SEC Enforcement Chief Highlights Focus on Reporting and Disclosure, Gatekeepers

SEC Enforcement Chief Highlights Focus on Reporting and Disclosure, Gatekeepers

Blog Keeping Current: Disclosure and Governance Developments

Speaking at the Directors Forum in San Diego recently, SEC Enforcement Director Andrew Ceresney reviewed the SEC’s historical and current enforcement activity in the area of issuer reporting and disclosure, as well as the SEC’s continuing focus on gatekeepers, particularly audit committee members and external auditors. Mr. Ceresney’s January  2016 keynote address emphasized that failures in the financial reporting sphere “must always be a high priority” for the Enforcement Division, given the importance of financial reporting and audits to investor protection and market integrity. 

Mr. Ceresney reported “good news” that the Enforcement Division has “succeeded in significantly increasing the quality and number of financial reporting cases.” He noted that the SEC had more than doubled the number of cases in the issuer reporting and disclosure area from fiscal year 2013 to fiscal year 2015 and had similarly increased the number of parties charged with such violations. He also reported that the SEC had charged over 175 individuals in such matters during the past two years. Mr. Ceresney acknowledged that “there have been some signs of progress in the issuer reporting area more generally in recent years,” particularly in the lower number of restatements. But he also warned that “we must continue to be very vigilant against misconduct because significant violations still occur, accounting frauds are still perpetrated, and gatekeepers still fail to comply with their legal and professional obligations.”

As to gatekeepers, Mr. Ceresney noted that the SEC has not frequently brought cases against audit committee members because, in his experience, “audit committee members in most cases carry out their duties with appropriate rigor.” However, he cited three cases against audit committee members who “approved public filings that they knew, were reckless in not knowing, or should have known were false because of other information available to them.” He emphasized that “when an audit committee member learns of information suggesting that company filings are materially inaccurate, it is critical that he or she take concrete steps to learn all relevant facts and cease annual and quarterly filings until he or she is satisfied with the accuracy of future filings.”   

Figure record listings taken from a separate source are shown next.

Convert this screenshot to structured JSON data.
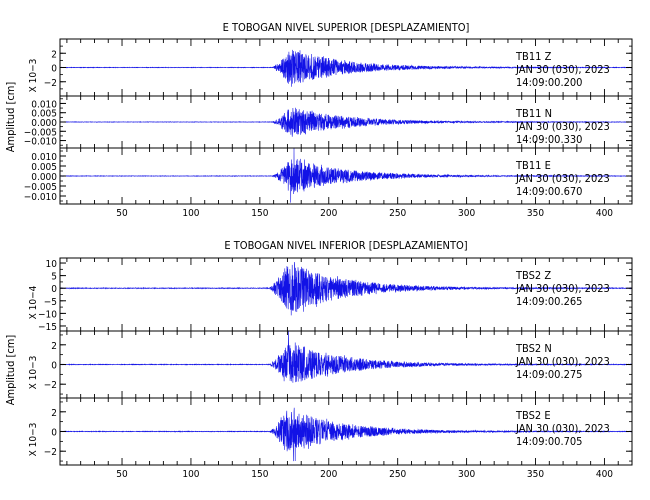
{
  "chart_data": [
    {
      "type": "line",
      "title": "E TOBOGAN NIVEL SUPERIOR [DESPLAZAMIENTO]",
      "ylabel": "Amplitud [cm]",
      "xlim": [
        5,
        420
      ],
      "x_ticks": [
        50,
        100,
        150,
        200,
        250,
        300,
        350,
        400
      ],
      "line_color": "#1212e6",
      "onset_x": 165,
      "panels": [
        {
          "ylim": [
            -4,
            4
          ],
          "y_ticks": [
            -2,
            0,
            2
          ],
          "y_tick_labels": [
            "−2",
            "0",
            "2"
          ],
          "ylabel": "X 10−3",
          "peak_amplitude": 3.4,
          "info": [
            "TB11    Z",
            "JAN 30 (030), 2023",
            "14:09:00.200"
          ]
        },
        {
          "ylim": [
            -0.014,
            0.014
          ],
          "y_ticks": [
            -0.01,
            -0.005,
            0,
            0.005,
            0.01
          ],
          "y_tick_labels": [
            "−0.010",
            "−0.005",
            "0.000",
            "0.005",
            "0.010"
          ],
          "ylabel": "",
          "peak_amplitude": 0.011,
          "info": [
            "TB11    N",
            "JAN 30 (030), 2023",
            "14:09:00.330"
          ]
        },
        {
          "ylim": [
            -0.014,
            0.014
          ],
          "y_ticks": [
            -0.01,
            -0.005,
            0,
            0.005,
            0.01
          ],
          "y_tick_labels": [
            "−0.010",
            "−0.005",
            "0.000",
            "0.005",
            "0.010"
          ],
          "ylabel": "",
          "peak_amplitude": 0.012,
          "info": [
            "TB11    E",
            "JAN 30 (030), 2023",
            "14:09:00.670"
          ]
        }
      ]
    },
    {
      "type": "line",
      "title": "E TOBOGAN NIVEL INFERIOR [DESPLAZAMIENTO]",
      "ylabel": "Amplitud [cm]",
      "xlim": [
        5,
        420
      ],
      "x_ticks": [
        50,
        100,
        150,
        200,
        250,
        300,
        350,
        400
      ],
      "line_color": "#1212e6",
      "onset_x": 163,
      "panels": [
        {
          "ylim": [
            -17,
            12
          ],
          "y_ticks": [
            -15,
            -10,
            -5,
            0,
            5,
            10
          ],
          "y_tick_labels": [
            "−15",
            "−10",
            "−5",
            "0",
            "5",
            "10"
          ],
          "ylabel": "X 10−4",
          "peak_amplitude": 14,
          "info": [
            "TBS2    Z",
            "JAN 30 (030), 2023",
            "14:09:00.265"
          ]
        },
        {
          "ylim": [
            -3.4,
            3.4
          ],
          "y_ticks": [
            -2,
            0,
            2
          ],
          "y_tick_labels": [
            "−2",
            "0",
            "2"
          ],
          "ylabel": "X 10−3",
          "peak_amplitude": 3.0,
          "info": [
            "TBS2    N",
            "JAN 30 (030), 2023",
            "14:09:00.275"
          ]
        },
        {
          "ylim": [
            -3.4,
            3.4
          ],
          "y_ticks": [
            -2,
            0,
            2
          ],
          "y_tick_labels": [
            "−2",
            "0",
            "2"
          ],
          "ylabel": "X 10−3",
          "peak_amplitude": 3.0,
          "info": [
            "TBS2    E",
            "JAN 30 (030), 2023",
            "14:09:00.705"
          ]
        }
      ]
    }
  ]
}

Mr. Ceresney also highlighted the role of external auditors, noting that in 2015 the SEC brought its first cases against national audit firms for audit failures since 2009. In September 2015, it sanctioned  BDO USA for issuing false and misleading unqualified audit opinions, as well as five of the firm’s partners, including national office personnel, for their roles in the deficient audits. The SEC found that BDO failed to respond appropriately to indications of inaccuracies in the company’s filings, particularly by not insisting on an independent investigation of financial irregularities and potential fraud. In December 2015, the SEC charged that Grant Thornton and two of its partners ignored red flags and fraud risks while conducting deficient audits of two public companies. Among other things, the SEC criticized the firm’s assignment of an audit engagement partner for whom there were known quality issues with her work and failed to ensure the rest of the audit team compensated for her weaknesses and to ensure that its audit procedures were sufficiently rigorous to cover key risk areas. The lesson for board members from the GT case, Mr. Ceresney observed, is to “keep a close eye on the procedures that firms employ to monitor their partners’ work.”